The Administration is also agonizing over how to respond to Texas Governor George W. Bush's request to be permitted to privatize the state's welfare system. Some of the most influential players in the White House, including domestic-policy adviser Bruce Reed, are urging Clinton to grant a waiver that could make way for an important new approach to welfare. But Gore could suffer if the move antagonizes the powerful government-workers union.
Gore's courtship of labor has already backfired on his boss. Last week G.O.P. Senators threw up new roadblocks to the nomination of Alexis Herman as Labor Secretary to punish the Administration for saying it would weigh the friendliness of companies toward unions in awarding federal contracts. It was Gore who made the case for this approach in a speech last Monday to the AFL-CIO's building and construction unions. There was little new in his announcement, but it was strident enough to bring a standing ovation from the unionists and a fit of pique from the Republicans.
In other areas where crucial voting (and fund-raising) groups are involved, though, Gore seems to be running a bit in front of his President. Many pundits--and in private, a fair number of U.S. officials--say Benjamin Netanyahu's government deserves most of the blame for the current Middle East impasse.
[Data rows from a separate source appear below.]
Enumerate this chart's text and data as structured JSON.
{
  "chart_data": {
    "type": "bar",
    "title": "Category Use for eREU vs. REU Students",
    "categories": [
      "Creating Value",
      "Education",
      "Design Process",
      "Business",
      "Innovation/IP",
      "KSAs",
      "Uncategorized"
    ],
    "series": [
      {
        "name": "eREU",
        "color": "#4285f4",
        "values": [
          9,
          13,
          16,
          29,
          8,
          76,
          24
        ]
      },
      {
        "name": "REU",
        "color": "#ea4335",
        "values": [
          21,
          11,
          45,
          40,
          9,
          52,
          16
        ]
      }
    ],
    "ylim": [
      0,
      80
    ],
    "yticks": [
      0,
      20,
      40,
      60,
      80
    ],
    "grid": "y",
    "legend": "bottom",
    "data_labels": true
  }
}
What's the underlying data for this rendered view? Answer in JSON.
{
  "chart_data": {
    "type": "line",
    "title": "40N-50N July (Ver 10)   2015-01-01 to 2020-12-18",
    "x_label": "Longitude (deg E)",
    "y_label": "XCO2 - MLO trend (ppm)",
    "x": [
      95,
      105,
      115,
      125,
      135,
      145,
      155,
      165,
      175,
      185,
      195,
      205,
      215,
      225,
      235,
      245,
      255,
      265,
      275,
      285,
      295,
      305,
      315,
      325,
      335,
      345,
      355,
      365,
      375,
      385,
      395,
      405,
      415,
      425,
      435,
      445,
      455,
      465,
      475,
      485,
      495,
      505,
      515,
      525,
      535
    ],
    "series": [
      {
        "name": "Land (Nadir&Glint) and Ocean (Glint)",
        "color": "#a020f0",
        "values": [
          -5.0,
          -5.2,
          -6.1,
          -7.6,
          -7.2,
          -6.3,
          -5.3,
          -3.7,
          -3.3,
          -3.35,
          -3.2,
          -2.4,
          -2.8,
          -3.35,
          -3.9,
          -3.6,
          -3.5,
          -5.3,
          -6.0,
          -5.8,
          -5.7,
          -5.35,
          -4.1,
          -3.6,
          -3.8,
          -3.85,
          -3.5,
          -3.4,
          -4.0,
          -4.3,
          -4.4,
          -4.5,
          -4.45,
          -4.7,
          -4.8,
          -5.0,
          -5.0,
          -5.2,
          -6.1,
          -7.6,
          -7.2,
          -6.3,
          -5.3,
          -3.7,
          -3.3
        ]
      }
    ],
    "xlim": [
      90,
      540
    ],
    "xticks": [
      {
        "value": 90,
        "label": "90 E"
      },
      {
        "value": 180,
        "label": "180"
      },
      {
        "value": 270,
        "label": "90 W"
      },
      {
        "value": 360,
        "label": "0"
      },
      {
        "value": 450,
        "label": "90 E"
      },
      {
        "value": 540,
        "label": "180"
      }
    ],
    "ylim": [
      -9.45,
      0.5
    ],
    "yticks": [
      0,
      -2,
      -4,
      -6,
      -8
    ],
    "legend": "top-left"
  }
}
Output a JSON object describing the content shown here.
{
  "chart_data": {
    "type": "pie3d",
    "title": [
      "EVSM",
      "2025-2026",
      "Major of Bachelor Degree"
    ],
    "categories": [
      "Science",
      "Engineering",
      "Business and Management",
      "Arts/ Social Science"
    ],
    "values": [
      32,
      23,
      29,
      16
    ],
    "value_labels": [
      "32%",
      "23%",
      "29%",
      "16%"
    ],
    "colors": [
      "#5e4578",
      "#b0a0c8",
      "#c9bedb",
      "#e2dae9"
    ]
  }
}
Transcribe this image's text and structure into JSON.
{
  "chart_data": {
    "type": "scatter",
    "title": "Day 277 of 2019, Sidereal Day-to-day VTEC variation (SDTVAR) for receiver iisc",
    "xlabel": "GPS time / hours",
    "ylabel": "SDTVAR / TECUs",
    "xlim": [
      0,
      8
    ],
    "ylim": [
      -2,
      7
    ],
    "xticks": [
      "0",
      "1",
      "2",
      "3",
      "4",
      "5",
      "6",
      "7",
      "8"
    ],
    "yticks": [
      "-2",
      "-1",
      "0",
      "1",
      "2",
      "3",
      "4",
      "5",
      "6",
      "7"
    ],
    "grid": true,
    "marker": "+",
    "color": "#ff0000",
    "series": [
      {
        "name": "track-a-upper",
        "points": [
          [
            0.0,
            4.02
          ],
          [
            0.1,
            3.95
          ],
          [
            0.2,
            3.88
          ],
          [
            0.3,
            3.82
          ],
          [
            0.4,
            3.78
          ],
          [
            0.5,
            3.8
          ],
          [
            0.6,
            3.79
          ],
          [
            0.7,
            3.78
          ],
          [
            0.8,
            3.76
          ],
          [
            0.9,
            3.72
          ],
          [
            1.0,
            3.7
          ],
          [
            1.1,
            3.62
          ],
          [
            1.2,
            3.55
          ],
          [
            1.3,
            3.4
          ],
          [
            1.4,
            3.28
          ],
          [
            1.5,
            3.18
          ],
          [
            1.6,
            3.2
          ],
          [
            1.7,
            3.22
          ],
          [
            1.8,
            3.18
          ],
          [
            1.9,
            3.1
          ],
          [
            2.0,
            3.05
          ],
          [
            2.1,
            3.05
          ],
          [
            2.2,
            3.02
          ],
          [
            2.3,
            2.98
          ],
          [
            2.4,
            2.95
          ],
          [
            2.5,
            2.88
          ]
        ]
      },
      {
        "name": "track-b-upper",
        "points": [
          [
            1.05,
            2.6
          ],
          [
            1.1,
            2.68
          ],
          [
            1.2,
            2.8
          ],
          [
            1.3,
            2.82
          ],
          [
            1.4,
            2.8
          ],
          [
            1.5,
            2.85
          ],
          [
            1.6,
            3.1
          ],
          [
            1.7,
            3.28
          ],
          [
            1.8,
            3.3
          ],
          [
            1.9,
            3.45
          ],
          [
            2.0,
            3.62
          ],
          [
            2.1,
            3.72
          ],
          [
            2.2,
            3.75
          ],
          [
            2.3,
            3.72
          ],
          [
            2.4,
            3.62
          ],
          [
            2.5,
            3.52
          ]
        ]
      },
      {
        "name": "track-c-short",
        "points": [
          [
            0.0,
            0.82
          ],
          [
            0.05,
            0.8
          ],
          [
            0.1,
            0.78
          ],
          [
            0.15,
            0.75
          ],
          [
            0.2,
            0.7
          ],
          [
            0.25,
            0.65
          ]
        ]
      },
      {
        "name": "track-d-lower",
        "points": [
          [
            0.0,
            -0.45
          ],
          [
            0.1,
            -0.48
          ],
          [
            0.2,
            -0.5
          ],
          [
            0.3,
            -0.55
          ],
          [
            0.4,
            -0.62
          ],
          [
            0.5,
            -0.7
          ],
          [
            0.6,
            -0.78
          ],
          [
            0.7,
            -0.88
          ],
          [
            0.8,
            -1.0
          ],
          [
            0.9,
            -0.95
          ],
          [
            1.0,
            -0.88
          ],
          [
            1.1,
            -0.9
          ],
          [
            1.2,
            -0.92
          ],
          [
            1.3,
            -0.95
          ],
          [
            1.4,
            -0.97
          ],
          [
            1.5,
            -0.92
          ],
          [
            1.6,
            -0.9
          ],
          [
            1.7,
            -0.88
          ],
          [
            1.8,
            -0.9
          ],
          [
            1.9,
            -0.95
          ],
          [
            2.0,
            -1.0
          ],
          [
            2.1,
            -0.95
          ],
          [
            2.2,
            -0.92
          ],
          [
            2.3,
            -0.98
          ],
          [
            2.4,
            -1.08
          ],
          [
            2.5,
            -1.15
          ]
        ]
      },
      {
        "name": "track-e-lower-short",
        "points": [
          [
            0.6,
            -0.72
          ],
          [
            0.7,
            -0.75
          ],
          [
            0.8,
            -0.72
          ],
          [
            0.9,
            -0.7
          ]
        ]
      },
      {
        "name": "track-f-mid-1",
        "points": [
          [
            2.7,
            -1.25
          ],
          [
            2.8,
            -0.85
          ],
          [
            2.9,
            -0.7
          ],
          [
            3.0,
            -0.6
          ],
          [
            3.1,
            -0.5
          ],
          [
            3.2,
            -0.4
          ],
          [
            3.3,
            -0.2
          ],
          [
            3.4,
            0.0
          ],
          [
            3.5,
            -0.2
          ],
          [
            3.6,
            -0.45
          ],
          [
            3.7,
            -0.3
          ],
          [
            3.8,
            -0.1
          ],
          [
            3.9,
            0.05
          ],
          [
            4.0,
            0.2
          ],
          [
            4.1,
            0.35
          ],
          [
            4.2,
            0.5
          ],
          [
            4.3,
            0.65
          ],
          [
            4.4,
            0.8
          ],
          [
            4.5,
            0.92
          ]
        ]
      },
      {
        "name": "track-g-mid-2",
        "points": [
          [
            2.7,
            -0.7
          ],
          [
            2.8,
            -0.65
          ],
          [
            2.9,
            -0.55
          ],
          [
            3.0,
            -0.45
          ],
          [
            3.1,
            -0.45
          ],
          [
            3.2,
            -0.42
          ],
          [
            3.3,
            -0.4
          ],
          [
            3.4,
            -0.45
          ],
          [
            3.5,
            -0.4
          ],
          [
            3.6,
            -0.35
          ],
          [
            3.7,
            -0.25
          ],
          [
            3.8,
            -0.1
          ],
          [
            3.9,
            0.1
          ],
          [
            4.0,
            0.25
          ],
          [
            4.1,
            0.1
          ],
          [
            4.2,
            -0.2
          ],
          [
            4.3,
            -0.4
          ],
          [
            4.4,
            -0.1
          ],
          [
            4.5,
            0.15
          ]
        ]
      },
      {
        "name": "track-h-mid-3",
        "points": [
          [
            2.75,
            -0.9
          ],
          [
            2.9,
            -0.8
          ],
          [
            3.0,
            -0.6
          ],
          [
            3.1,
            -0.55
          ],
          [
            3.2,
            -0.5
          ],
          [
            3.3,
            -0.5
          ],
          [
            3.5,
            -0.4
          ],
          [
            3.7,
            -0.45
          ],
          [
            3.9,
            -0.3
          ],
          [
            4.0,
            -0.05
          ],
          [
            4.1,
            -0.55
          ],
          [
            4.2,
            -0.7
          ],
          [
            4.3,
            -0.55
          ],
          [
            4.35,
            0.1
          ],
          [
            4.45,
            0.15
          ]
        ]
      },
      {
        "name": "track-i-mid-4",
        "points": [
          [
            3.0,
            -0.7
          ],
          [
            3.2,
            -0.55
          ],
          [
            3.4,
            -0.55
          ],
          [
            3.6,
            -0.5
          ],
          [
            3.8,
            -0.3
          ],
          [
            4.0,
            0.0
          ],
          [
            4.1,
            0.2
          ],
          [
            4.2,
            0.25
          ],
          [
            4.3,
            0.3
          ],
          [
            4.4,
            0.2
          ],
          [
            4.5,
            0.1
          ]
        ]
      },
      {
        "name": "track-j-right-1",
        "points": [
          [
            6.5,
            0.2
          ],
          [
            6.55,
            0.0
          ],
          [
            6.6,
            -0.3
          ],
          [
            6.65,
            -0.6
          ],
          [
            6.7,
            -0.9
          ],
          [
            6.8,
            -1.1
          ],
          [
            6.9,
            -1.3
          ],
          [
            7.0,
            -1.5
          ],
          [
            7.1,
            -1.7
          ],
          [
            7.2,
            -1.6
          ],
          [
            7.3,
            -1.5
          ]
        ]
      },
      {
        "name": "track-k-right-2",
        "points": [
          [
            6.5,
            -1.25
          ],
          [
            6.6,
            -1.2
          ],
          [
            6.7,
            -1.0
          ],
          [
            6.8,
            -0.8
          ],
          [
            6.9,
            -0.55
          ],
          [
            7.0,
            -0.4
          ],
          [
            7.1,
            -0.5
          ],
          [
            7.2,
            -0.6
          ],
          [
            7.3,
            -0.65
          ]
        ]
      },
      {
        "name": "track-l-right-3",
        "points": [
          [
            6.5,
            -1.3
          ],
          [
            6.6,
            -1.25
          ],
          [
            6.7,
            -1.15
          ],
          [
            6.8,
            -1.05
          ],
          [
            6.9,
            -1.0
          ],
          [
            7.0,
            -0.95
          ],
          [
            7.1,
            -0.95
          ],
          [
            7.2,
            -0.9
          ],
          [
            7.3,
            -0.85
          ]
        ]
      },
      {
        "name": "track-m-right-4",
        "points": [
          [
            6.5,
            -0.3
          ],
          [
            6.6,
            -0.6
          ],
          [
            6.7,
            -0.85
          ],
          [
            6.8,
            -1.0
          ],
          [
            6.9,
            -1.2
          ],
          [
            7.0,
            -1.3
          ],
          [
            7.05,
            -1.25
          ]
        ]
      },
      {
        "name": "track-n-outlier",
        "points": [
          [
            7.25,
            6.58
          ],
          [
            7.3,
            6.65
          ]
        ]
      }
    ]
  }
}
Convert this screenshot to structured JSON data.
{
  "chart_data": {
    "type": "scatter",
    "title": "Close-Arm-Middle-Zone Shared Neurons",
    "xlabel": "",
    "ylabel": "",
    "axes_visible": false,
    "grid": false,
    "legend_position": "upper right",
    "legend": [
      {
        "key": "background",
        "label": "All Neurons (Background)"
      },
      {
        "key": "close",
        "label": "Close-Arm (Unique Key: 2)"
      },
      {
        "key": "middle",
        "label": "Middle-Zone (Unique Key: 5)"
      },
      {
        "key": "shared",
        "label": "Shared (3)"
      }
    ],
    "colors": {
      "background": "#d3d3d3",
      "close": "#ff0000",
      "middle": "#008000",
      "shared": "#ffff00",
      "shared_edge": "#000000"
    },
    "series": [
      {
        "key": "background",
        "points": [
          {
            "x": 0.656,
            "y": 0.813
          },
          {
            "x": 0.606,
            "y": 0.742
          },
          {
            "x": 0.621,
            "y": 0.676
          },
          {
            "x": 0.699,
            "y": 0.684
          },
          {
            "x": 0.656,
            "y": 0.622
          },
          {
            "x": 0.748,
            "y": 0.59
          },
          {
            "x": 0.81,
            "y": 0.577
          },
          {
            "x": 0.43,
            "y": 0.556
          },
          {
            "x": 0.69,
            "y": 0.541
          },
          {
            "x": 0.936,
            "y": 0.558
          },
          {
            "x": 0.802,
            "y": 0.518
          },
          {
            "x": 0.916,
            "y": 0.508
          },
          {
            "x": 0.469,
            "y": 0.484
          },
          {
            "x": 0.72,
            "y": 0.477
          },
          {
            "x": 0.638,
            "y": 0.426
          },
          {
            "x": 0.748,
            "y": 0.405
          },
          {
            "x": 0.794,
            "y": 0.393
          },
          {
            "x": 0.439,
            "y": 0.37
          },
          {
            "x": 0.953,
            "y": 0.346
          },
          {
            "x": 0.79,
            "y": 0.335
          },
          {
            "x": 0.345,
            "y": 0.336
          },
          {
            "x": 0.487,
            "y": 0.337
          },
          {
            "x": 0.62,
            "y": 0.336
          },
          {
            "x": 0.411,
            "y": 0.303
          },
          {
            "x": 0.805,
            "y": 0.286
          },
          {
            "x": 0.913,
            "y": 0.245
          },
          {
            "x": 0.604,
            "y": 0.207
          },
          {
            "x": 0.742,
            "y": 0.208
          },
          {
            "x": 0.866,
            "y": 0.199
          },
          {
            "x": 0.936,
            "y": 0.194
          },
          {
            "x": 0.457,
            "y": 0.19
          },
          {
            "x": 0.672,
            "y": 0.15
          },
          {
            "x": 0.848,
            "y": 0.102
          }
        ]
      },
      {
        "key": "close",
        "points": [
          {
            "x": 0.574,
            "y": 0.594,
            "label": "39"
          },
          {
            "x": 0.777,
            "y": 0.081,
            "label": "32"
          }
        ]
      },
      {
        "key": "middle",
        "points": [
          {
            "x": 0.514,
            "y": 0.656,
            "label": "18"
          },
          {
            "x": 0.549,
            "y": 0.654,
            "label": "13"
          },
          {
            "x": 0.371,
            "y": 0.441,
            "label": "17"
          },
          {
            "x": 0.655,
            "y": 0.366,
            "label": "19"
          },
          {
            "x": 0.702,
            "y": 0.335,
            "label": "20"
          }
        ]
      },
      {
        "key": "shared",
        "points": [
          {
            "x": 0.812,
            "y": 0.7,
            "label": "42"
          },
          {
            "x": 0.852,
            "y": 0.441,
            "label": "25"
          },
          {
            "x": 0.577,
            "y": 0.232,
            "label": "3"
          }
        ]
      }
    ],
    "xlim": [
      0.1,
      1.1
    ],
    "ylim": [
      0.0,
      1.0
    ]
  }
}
Pressure to take a tougher line with Israel rose further after Clinton's disappointing meeting with Netanyahu at the White House this month. But the Israeli Prime Minister could hardly have felt much inclination to move after listening a day earlier to Gore's performance before the American Israel Public Affairs Committee. Saying the stewardship of peace rested with "my friend Bibi Netanyahu," Gore declared, "We will never permit anyone to drive a wedge between the United States and Israel." (This was a bit of pandering Gore could have dispensed with: a week later, Netanyahu is facing a possible indictment, and peacemaking is on hold.)
Though Gore and Clinton's partnership may have grown more difficult, don't look for either one to seek any distance. Both realize that neither can have what he really wants without the other. The first test of the President's legacy will be whether the country embraces his heir. And nothing would make Gore more unassailable as a candidate than a successful Clinton presidency. Says Rubin: "If you build a strong record of accomplishment and balance the budget, then anyone who might run against Gore is going to face very formidable obstacles." To be martyred for the sake of the history books hardly matters at all, by that logic. Three years is time enough for a political resurrection.